He posits (from his idiotic NY Times article): "And yet gay culture is not just a superficial affectation. It is an expression of difference through style — a way of carving out space for an alternate way of life. And that means carving out space in opposition to straight society."
Gay people need to eschew this type of thinking. For one thing, Halperin's definition of gay culture is PURELY superficial, as any "style" would naturally be. As well, it defecates on the word "we" and desperately holds onto an "us vs. them" paranoid psychosis. As long as gay people keep this outdated attitude up, being gay will never be considered simply a variant-but-normal outcome of birth by society. I believe we can carve out our own space without it having to be in opposition.
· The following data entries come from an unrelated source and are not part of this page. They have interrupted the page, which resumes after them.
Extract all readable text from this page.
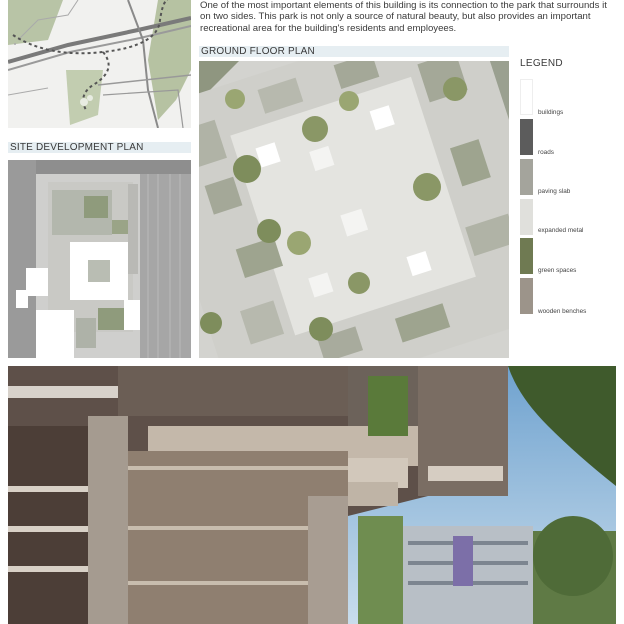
One of the most important elements of this building is its connection to the park that surrounds it on two sides. This park is not only a source of natural beauty, but also provides an important recreational area for the building's residents and employees.

SITE DEVELOPMENT PLAN
GROUND FLOOR PLAN
LEGEND
buildings
roads
paving slab
expanded metal
green spaces
wooden benches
Halperin's entire positioning is nonsense and is reminiscent of the "separatist" thinking that many hardcore radical lesbians had in the 80s. Are we supposed to go backward and divide up into disparate groups again? This is idiocy.
Posted by: johnny | August 09, 2012 at 03:43 AM
What does such a book do but reinforce stereotypes? And by its standards I guess I'm not gay. Or gay enough, whatever that means.
Mainstream straight culture will of course rush to embrace such a book, because it reaffirms stereotypes, and will completely miss the fact that "men who sleep with men" is a culture so diverse that this represents only a small segment of it. But the issue of style is indeed superficial. Most gay men I know play with style ironically these days, not seriously. CAn we talk about substance rather than style, for once?—which of course we will be ignored if we do so, because that doesn't reinforce the stereotypes.
Plus I doubt he even mentions the genuine alternatives to even mainstream gay life, such as the Radical Faeries.